Staatssekretärin Bärbl Mielich vom Ministerium für Soziales und Integration hielt als Ehrengast das Grußwort zum Thema Integration.

Sie zeigte anhand des erst kürzlich geschlossenen Paktes für Integration auf, dass das Land viel für die Integration der zu uns geflüchteten Menschen unternimmt. Rund 320 Millionen Euro werden den Kommunen für diese Aufgabe zur Verfügung gestellt. Mit über 100 Millionen Euro sollen im Land rund 1.000 Integrationsmanager finanziert werden. Damit sei die Landesregierung den Kommunen in einem Bereich entgegengekommen, der für die gelingende Integration von besonderer Bedeutung sei. Die Integrationsmanager sind für die Beratung, die Sozialbegleitung, den Kontakt zu den Schulen und dem Ehrenamt eine besonders wichtige Stütze in den Rathäusern. Weitere kurze Grußbotschaften überbrachten der Landrat des Landkreises Emmendingen, Hanno Hurth sowie der Bürgermeister der Stadt Elzach, Roland Tibi.

In der Festrede zeigte der ehemalige Bezirksbürgermeister von Berlin-Neukölln, Heinz Buschkowsky, zunächst die grundsätzlichen Unterschiede zwischen Berlin-Neukölln und dem ländlichen Raum auf. Berlin-Neukölln hat rund 320.000 Einwohner und davon seien rund 140.000 Menschen mit Migrationshintergrund, was einem Anteil von fast 44 % entspräche. Außerdem vollziehe sich Integration in der Anonymität einer Großstadt gänzlich anders als in dem Raum mit sozialen und gesellschaftlichen Beziehungen von kleinen Städten und Gemeinden. Ein Patentrezept für gelingende Integration habe ich er nicht in der Tasche, wohl aber Grundvoraussetzungen für gelingende Integration. Vorher zeigte er noch die schwierige Situation auf, in denen sich die überwiegend jungen Männer im Alter von rund 25 Jahren befinden, wenn sie nach Deutschland kommen und in den Asylbewerberheimen ohne Arbeit warten müssten, bis über ihren Antrage entschieden werde. „In einer solchen Situation würden auch deutsche junge Männer kriminell werden“, war seine Schlussfolgerung.

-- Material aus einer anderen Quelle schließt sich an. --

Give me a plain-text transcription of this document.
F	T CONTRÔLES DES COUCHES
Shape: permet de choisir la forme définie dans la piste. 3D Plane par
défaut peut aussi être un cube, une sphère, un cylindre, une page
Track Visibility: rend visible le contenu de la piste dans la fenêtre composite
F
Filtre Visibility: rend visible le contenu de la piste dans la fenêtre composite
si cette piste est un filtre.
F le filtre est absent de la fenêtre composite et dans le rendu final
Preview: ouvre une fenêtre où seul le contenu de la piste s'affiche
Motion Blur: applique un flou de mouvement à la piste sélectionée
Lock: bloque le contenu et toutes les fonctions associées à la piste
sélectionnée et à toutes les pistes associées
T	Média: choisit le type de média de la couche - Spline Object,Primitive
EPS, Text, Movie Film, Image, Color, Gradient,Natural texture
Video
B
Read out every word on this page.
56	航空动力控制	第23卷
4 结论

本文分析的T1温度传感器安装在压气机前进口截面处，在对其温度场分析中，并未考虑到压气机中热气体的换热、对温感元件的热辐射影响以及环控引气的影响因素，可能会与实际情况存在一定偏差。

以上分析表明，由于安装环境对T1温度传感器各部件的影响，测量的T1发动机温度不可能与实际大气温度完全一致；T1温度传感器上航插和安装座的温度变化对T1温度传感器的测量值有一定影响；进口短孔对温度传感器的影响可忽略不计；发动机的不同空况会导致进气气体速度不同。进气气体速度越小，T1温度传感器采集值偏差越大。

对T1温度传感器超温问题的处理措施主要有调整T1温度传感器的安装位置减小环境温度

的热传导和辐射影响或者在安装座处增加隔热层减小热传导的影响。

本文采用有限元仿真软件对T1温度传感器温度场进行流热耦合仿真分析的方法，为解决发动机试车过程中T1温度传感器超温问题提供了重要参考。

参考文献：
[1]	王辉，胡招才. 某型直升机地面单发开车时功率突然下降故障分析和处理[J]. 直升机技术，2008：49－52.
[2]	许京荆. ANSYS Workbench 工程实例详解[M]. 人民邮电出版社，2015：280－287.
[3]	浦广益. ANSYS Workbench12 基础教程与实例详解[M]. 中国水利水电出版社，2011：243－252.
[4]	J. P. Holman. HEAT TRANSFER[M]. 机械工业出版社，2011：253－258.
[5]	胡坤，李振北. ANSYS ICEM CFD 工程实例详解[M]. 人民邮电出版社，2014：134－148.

Folgende Thesen für gelingende Integration führte er in seiner Rede auf:

  1. Es darf zu keinem „Grenzverzicht“ mehr kommen. Wir müssen uns intensiv um die Menschen kümmern, die zu uns kommen und wir müssen wissen, wer zu uns gekommen ist. Kontrolle muss sein.
  2. Mit gezielten Wohnsitzauflagen müssen wir verhindern, dass ganze Familienclans in einige, wenige Großstädte ziehen, dort Parallel-gesellschaften aufbauen und diese dominieren. In solchen Gebieten kann nur eine gezielte Entflechtung helfen.
  3. Integration erfordert einen Kraftakt auch für die einheimische Bevölkerung. Flüchtlinge mit Bleibeperspektive müssen sich mit „Land und Leuten“ vor Ort auseinandersetzen.
  4. Wir sind ein Einwanderungsland geworden! Aufgrund der niedrigsten Geburtenrate der Welt benötigen wir Einwanderung für unsere Sozialsysteme. Und wir benötigen ein Einwanderungsgesetz. Die Punkteregelung von Kanada kann eine Möglichkeit sein, klare Kriterien für die Zuwanderung festzulegen (Punkte gibt es für den Bildungsabschluss, ein Jobangebot, Sprachkenntnisse und Integrationsvorteile wie z.B. frühere Aufenthalte in dem Land).
  5. Der Kindergarten ist ein „Integrationsturbo“! Wer die Sprache des aufnehmenden Landes beherrscht, erwirbt für sich eine Lebens-perspektive, die ohne Sprachkenntnis versagt bleibt.
  6. Unser Schulsystem muss sich auf Menschen mit Migrationshintergrund noch besser einstellen. Dazu benötigen wir Fachleute und eine besonders auf die Flüchtlinge abgestimmte Pädagogik. Ohne Bildung gibt es keine Integration und ohne Integration gibt es für die Flüchtlinge auch keinen Wohlstand, der oft heiß ersehnt wird.
  7. Wir müssen uns auf weitere „Flüchtlingswellen“ einstellen. In Afrika warten schon heute Millionen von Menschen, deren Ziel die Gesellschaften von Europa mit Deutschland an der Spitze sind. Wann diese Flüchtlingsströme erneut in Europa ankommen, ist noch nicht absehbar. Aber „dass“ die Menschen auf gepackten Koffern sitzen, sei eine bekannte Tatsache.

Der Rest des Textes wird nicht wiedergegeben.